On paper, Evan Bayh was a perfect fit for Indiana. As a former governor and senator from the Hoosier state, the popular Democrat initially traded on name recognition alone. “I was going to vote for him because he’s Evan Bayh. Evan Bayh!” a 69-year-old Indiana Republican told the New York Times. Indeed, early polling of the notoriously hard-to-poll state suggested that Democrats had a sure pickup opportunity in the race to replace retiring Senator Dan Coats. Today, a mix of scandalous revelations regarding and dumbfounding decisions by Bayh has turned a sure thing into a tossup. In a cycle in which the candidates made the difference between boom or bust, Indiana’s Senate race is only the latest indication that candidate quality really does matter.

Indiana isn’t alone. In two critical swing states, Republican Senate incumbents stepped into a fraught presidential cycle with Donald Trump at the top of their party’s ticket in a vulnerable position.

Today, Senators Rob Portman and Marco Rubio are in a far better position than their party’s presidential nominee. Portman has managed to win the endorsement of a variety of traditionally Democratic constituencies over another Democratic recruit who, in theory, was a good fit for his state: Former Ohio Governor Ted Strickland. Portman’s support from labor groups like the Teamsters and the Fraternal Order of Police of Ohio (a group that endorsed Strickland over popular Ohio Governor John Kasich in 2010) put that race beyond the Democratic Party’s reach.

In Florida, Marco Rubio entered the race for his Senate seat a damaged figure. His loss in the GOP presidential primaries and an about-face on his pledge to run for reelection put a sour taste in the mouths of the Sunshine State’s voters. Rubio’s skills as a campaigner have, however, helped him secure his position, as has his lackluster opponent: Representative Patrick Murphy. A hand-picked recruit for Senate by outgoing Minority Leader Harry Reid, Murphy has been dinged by the discovery that he falsified his status as a certified public accountant and a small business owner (he was neither). Two decidedly mediocre debate performances failed to assuage voters’ concerns about the young Democrat. If Rubio loses, it will be entirely on the strength of the core Democratic turnout operation in the state.

In Pennsylvania and New Hampshire, two vulnerable Senate candidates—Kelly Ayotte and Pat Toomey—have managed to run well ahead of their party’s presidential nominee. In Ayotte’s case, some polls show her running up to 12 points ahead of Donald Trump, who is almost certain to lose the Granite State. The popular Ayotte faces an equally popular opponent in the formidable Democratic Governor Maggie Hassan, and the race has devolved into an effort by both candidates to make the other unpalatable.

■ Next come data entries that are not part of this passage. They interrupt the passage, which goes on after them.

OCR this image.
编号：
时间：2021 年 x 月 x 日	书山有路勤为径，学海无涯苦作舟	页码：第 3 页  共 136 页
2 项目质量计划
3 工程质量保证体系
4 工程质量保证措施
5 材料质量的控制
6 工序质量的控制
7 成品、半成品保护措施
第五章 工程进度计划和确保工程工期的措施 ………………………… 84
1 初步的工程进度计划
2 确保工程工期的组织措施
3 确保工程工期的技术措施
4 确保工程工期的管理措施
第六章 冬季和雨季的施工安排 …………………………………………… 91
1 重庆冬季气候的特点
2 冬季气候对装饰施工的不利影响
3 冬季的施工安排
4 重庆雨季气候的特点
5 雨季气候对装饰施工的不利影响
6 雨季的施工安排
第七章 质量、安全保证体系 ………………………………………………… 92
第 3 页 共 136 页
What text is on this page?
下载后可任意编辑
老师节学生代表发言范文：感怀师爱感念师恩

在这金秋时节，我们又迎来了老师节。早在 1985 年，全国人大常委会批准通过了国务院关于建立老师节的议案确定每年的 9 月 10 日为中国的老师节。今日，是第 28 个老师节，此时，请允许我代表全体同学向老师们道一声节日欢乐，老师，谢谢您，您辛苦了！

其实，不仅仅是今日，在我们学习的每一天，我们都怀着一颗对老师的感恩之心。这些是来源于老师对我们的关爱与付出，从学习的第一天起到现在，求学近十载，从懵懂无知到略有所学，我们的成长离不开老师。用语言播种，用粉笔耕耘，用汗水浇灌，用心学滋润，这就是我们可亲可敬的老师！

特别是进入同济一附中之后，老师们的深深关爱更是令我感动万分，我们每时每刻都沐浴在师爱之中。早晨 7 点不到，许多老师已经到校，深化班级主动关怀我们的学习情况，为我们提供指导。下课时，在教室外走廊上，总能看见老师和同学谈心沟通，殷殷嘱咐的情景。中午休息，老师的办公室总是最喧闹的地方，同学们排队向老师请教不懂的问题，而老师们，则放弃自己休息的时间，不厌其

Toomey, too, has managed to thread the needle Portman navigated by winning over some traditionally Democratic groups in the purple state he represents in the Senate. In keeping his distance from Donald Trump and winning the financial support of a pro-gun control group, Toomey has managed to buck the tide in the Keystone State against a riptide taking Republicans out to sea. Following the indictment of former State Attorney General Kathleen Kane, the generally unknown environmental policy advisor Katie McGinty has managed to step on her own toes on more than a handful of occasions. The fact that the race remains a tight one is testament to Toomey’s strengths as an incumbent.

Not all Republicans are destined for reelection. Illinois Senator Mark Kirk was perhaps fated to lose his seat in dark blue Illinois even before he inexplicably questioned the authenticity of a claim by his opponent, Democratic Representative Tammy Duckworth, to be a scion of a family that served the nation in arms since its founding on racial grounds. The gaffe cost him the support of two traditionally Democratic groups that had previously endorsed him and turned what might have been a respectable loss into a forthcoming blowout.

Duckworth has run a strong campaign, but so has another Democratic retread to the north, once-and-possibly-future Wisconsin Senator Russ Feingold. While few polls show him running competitively, Senator Ron Johnson managed to win back the financial support of the party’s Senatorial committee that had written him off as a loss in the triage process.

“The decisive factor in the race might be that, while swing voters in the state may favor Clinton over Trump, they also appear to want a congressional check on a Clinton presidency,” National Review’s Eliana Johnson reported. Survey data on the national level supports this conclusion, too. Voters that have priced in a Hillary Clinton presidency are hungry for a check on the unpopular former first lady. They just don’t want that check to be Trump or anything resembling him.

Not long ago, Republican and Democratic political observers grudgingly came to the conclusion that candidate quality didn’t matter. Bitter Republicans rejected the notion that voters would truly reward commonplace notions of what constitutes electability. Democrats, too, became convinced that partisanship had become so strong an instinct that it was a safe bet to take a gamble on a flawed candidate. The Senate contests demonstrate, however, that candidates and campaigns do matter. A good candidate can beat a bad political environment, and a bad candidate can fumble an advantage. If Republicans manage to buck the trends that threaten to swamp Trump in a week’s time, it will be because they earned it.